My life seems to ooze out in all directions here in St. Paul; Berlin contained us, lifted us up out of our natural habitat like a sieve, straining out all possessions and people, plunking our fivesome in an alien place that looked familiar but wasn’t quite. It was as if we’d been scooped up from the ocean and released in a kid’s dug-out pool of seawater on the beach. We swam around there for a while with wide eyes so we could report back to our friends in the big ocean what life in the pool was like, knowing, always, that the arrangement was temporary.
Coming home is like the tide came in and swept us back up into the big churning sea. The ocean is far too vast to describe; it’s too familiar, it’s all consuming, and the long and short of it is I can’t figure out how to blog in this environment. How to write in this environment, I should say, because some people might insinuate that blogging is not really writing, but that was months ago, and I think I’m over it now.
My friend Kristina recently called me a hothouse flower, rather susceptible to changes in my environment. We had been sitting on the brick bootsplatz (there is no word in English for the place where the boats are set in slings outside the boathouse before being carried to the water, so I defer to the Germans for their useful word), unscrewing the large men’s shoes from her single to replace them with shoes closer to her size, and all the while I was having a bit of a panic attack about having purchased smart phones for our family, our first ever, the cost of which I found rather staggering.
She was laughing at me, my friend was, and that’s when she told me, You’re such a hothouse flower. You’re like an orchid, she went on, to which I replied, with wide eyes, in a rather loud and alarmed voice,
Because, you see, I think there’s part of me that liked swimming in that small, contained pool, in which we had no smart phones, no commutes, no dog to walk, in which all we had to do was get through the year intact. Life is hard in this wide open sea, where jobs and schools and instruments and doctors and civic duties are crashing down all around us.

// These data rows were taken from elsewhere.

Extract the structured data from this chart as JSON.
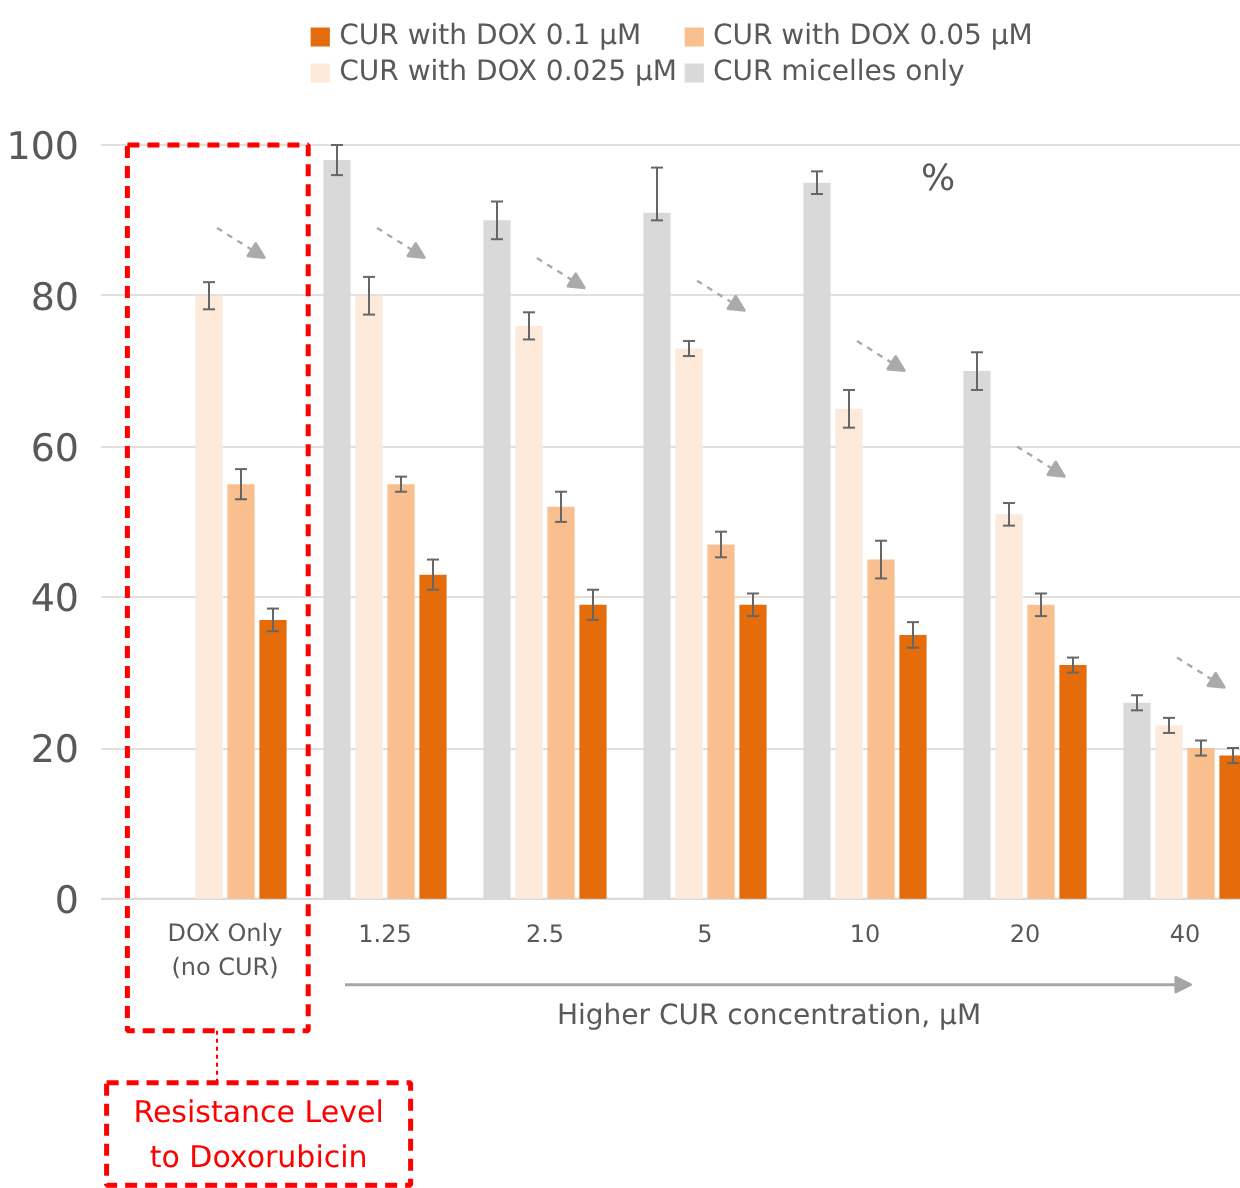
{
  "chart_data": {
    "type": "bar",
    "categories": [
      "DOX Only (no CUR)",
      "1.25",
      "2.5",
      "5",
      "10",
      "20",
      "40"
    ],
    "xlabel": "Higher CUR concentration, μM",
    "ylabel": "%",
    "series": [
      {
        "name": "CUR with DOX 0.1 μM",
        "color": "#e46c0a",
        "values": [
          37,
          43,
          39,
          39,
          35,
          31,
          19
        ],
        "errors": [
          1.5,
          2,
          2,
          1.5,
          1.7,
          1,
          1
        ]
      },
      {
        "name": "CUR with DOX 0.05 μM",
        "color": "#f9bf8f",
        "values": [
          55,
          55,
          52,
          47,
          45,
          39,
          20
        ],
        "errors": [
          2,
          1,
          2,
          1.7,
          2.5,
          1.5,
          1
        ]
      },
      {
        "name": "CUR with DOX 0.025 μM",
        "color": "#fde9d9",
        "values": [
          80,
          80,
          76,
          73,
          65,
          51,
          23
        ],
        "errors": [
          1.8,
          2.5,
          1.8,
          1,
          2.5,
          1.5,
          1
        ]
      },
      {
        "name": "CUR micelles only",
        "color": "#d9d9d9",
        "values": [
          null,
          98,
          90,
          91,
          95,
          70,
          26
        ],
        "errors": [
          null,
          2,
          2.5,
          [
            90,
            97
          ],
          1.5,
          2.5,
          1
        ]
      }
    ],
    "ylim": [
      0,
      100
    ],
    "yticks": [
      0,
      20,
      40,
      60,
      80,
      100
    ],
    "grid": "y",
    "legend": "top",
    "annotations": [
      "Resistance Level to Doxorubicin"
    ]
  }
}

In Berlin all of that slipped through the sieve. I had time on my hands, and I could ask the universe important questions, like what the hell am I supposed to do with this blessed life of mine to make it meaningful and worthwhile, and answers would float back to me, in part because there wasn’t that much clutter and the language around me was largely gibberish anyway, making the universe’s replies that much more lucid.

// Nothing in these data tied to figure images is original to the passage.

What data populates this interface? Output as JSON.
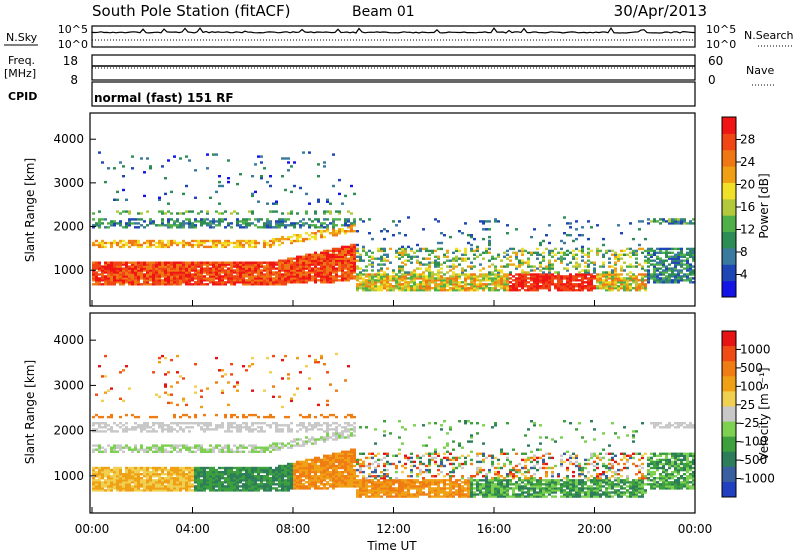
{
  "header": {
    "station": "South Pole Station (fitACF)",
    "beam": "Beam 01",
    "date": "30/Apr/2013"
  },
  "top_panels": {
    "nsky_label": "N.Sky",
    "nsky_ticks": [
      "10^5",
      "10^0"
    ],
    "nsearch_label": "N.Search",
    "nsearch_ticks": [
      "10^5",
      "10^0"
    ],
    "freq_label": "Freq.",
    "freq_unit": "[MHz]",
    "freq_ticks": [
      "18",
      "8"
    ],
    "nave_label": "Nave",
    "nave_ticks": [
      "60",
      "0"
    ],
    "cpid_label": "CPID",
    "cpid_text": "normal (fast) 151 RF"
  },
  "colors": {
    "power": [
      "#1414e6",
      "#1e46b4",
      "#3a7a9e",
      "#2e8c55",
      "#4fb04a",
      "#b4c83c",
      "#f0e028",
      "#f0a014",
      "#f07814",
      "#f04614",
      "#f01414"
    ],
    "velocity": [
      "#e61414",
      "#f04b14",
      "#f07d14",
      "#f0a014",
      "#f0d050",
      "#c8c8c8",
      "#7dd050",
      "#3ca03c",
      "#2d7d5a",
      "#3a5fa0",
      "#2040c0"
    ]
  },
  "chart_data": [
    {
      "type": "heatmap",
      "name": "power",
      "ylabel": "Slant Range [km]",
      "xticks": [
        "00:00",
        "04:00",
        "08:00",
        "12:00",
        "16:00",
        "20:00",
        "00:00"
      ],
      "yticks": [
        "1000",
        "2000",
        "3000",
        "4000"
      ],
      "ylim": [
        180,
        4600
      ],
      "colorbar_label": "Power [dB]",
      "colorbar_ticks": [
        "4",
        "8",
        "12",
        "16",
        "20",
        "24",
        "28"
      ],
      "clim": [
        0,
        32
      ]
    },
    {
      "type": "heatmap",
      "name": "velocity",
      "ylabel": "Slant Range [km]",
      "xlabel": "Time UT",
      "xticks": [
        "00:00",
        "04:00",
        "08:00",
        "12:00",
        "16:00",
        "20:00",
        "00:00"
      ],
      "yticks": [
        "1000",
        "2000",
        "3000",
        "4000"
      ],
      "ylim": [
        180,
        4600
      ],
      "colorbar_label": "Velocity [m s⁻¹]",
      "colorbar_ticks": [
        "1000",
        "500",
        "100",
        "25",
        "-25",
        "-100",
        "-500",
        "-1000"
      ]
    }
  ]
}
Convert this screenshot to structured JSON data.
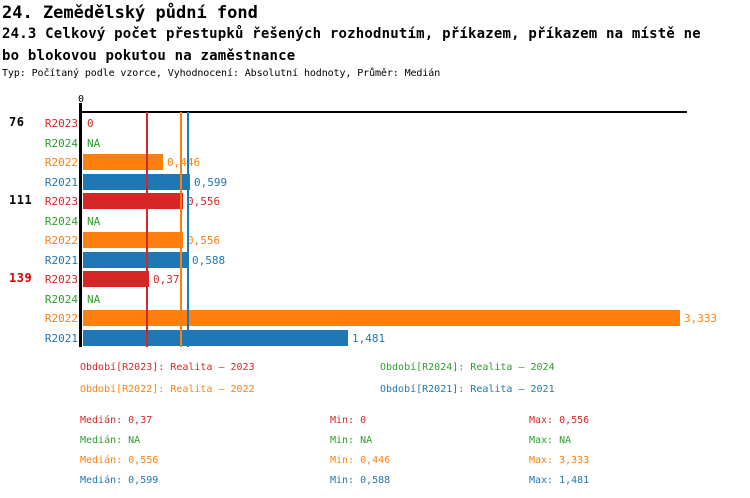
{
  "header": {
    "title": "24. Zemědělský půdní fond",
    "subtitle_line1": "24.3 Celkový počet přestupků řešených rozhodnutím, příkazem, příkazem na místě ne",
    "subtitle_line2": "bo blokovou pokutou na zaměstnance",
    "meta": "Typ: Počítaný podle vzorce, Vyhodnocení: Absolutní hodnoty, Průměr: Medián"
  },
  "colors": {
    "r2023": "#d62728",
    "r2024": "#2ca02c",
    "r2022": "#ff7f0e",
    "r2021": "#1f77b4",
    "highlight_group": "#e00000",
    "normal_group": "#000000",
    "axis": "#000000"
  },
  "chart_data": {
    "type": "bar",
    "orientation": "horizontal",
    "title": "24.3 Celkový počet přestupků řešených rozhodnutím, příkazem, příkazem na místě nebo blokovou pokutou na zaměstnance",
    "axis": {
      "zero_tick_label": "0",
      "xlim": [
        0,
        3.38
      ],
      "gridlines": false
    },
    "series_order": [
      "R2023",
      "R2024",
      "R2022",
      "R2021"
    ],
    "groups": [
      {
        "label": "76",
        "highlighted": false,
        "bars": [
          {
            "series": "R2023",
            "value": 0,
            "display": "0"
          },
          {
            "series": "R2024",
            "value": null,
            "display": "NA"
          },
          {
            "series": "R2022",
            "value": 0.446,
            "display": "0,446"
          },
          {
            "series": "R2021",
            "value": 0.599,
            "display": "0,599"
          }
        ]
      },
      {
        "label": "111",
        "highlighted": false,
        "bars": [
          {
            "series": "R2023",
            "value": 0.556,
            "display": "0,556"
          },
          {
            "series": "R2024",
            "value": null,
            "display": "NA"
          },
          {
            "series": "R2022",
            "value": 0.556,
            "display": "0,556"
          },
          {
            "series": "R2021",
            "value": 0.588,
            "display": "0,588"
          }
        ]
      },
      {
        "label": "139",
        "highlighted": true,
        "bars": [
          {
            "series": "R2023",
            "value": 0.37,
            "display": "0,37"
          },
          {
            "series": "R2024",
            "value": null,
            "display": "NA"
          },
          {
            "series": "R2022",
            "value": 3.333,
            "display": "3,333"
          },
          {
            "series": "R2021",
            "value": 1.481,
            "display": "1,481"
          }
        ]
      }
    ],
    "median_lines": [
      {
        "series": "R2023",
        "value": 0.37
      },
      {
        "series": "R2022",
        "value": 0.556
      },
      {
        "series": "R2021",
        "value": 0.599
      }
    ]
  },
  "legend": {
    "items": [
      {
        "series": "R2023",
        "label": "Období[R2023]: Realita – 2023"
      },
      {
        "series": "R2024",
        "label": "Období[R2024]: Realita – 2024"
      },
      {
        "series": "R2022",
        "label": "Období[R2022]: Realita – 2022"
      },
      {
        "series": "R2021",
        "label": "Období[R2021]: Realita – 2021"
      }
    ]
  },
  "stats": {
    "labels": {
      "median": "Medián",
      "min": "Min",
      "max": "Max"
    },
    "rows": [
      {
        "series": "R2023",
        "median": "0,37",
        "min": "0",
        "max": "0,556"
      },
      {
        "series": "R2024",
        "median": "NA",
        "min": "NA",
        "max": "NA"
      },
      {
        "series": "R2022",
        "median": "0,556",
        "min": "0,446",
        "max": "3,333"
      },
      {
        "series": "R2021",
        "median": "0,599",
        "min": "0,588",
        "max": "1,481"
      }
    ]
  }
}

Like the time when I googled “perfect job planner writer editor rower St. Paul” and do you know what came back to me, like some sort of magic Ouija board? No, not a posting for my current job. And no, not “ticket sales clerk at ValleyFair,” very funny, M.
Me. My own LinkedIn page. Which I found faintly hilarious. It brought to mind my favorite Oscar Wilde quote: “Be yourself. Everyone else is taken.”
So, to recap, I asked the universe what I should be, and the answer was me. Which was sort of gratifying to hear, until I realized it’s largely unhelpful, because I can’t sign my own paychecks.
This morning before I left for work I realized I was clutching my hand to the left side of my head, again, like I was yesterday morning, some sort of recurring headache at the onset of the work day.
“It’s A.G.E.,” said M, quoting his mother, citing the malady that is more likely to get us all than the ailments her aging friends would always complain about to her.
“No, I think it’s J.O.B.,” I said. We both chuckled. That helped a bit, but I still took some ibuprofen.
Like I said. Wilting.
On my way in to work this morning, my bike propped up against the wall of a Green Line train, a snippet of Berlin wafted in through the doors when they slid open at the 10th Street station. A trumpet player was busking nearby, unseen to me, though I looked through the windows for him, serenading the morning commuters. It was just as it should be, a budding musician claiming the stage to reach a serendipitous audience, hoping for a few coins.
His music reached me like a faint radio station in a field of static, and I realized I must listen very carefully now, because the universe continues to transmit messages to me, but its voice is much quieter now in the roar of the ocean. It would be so easy, so devastatingly easy, to stop listening for them. It will take greater effort to hear those transmissions. Let alone heed them.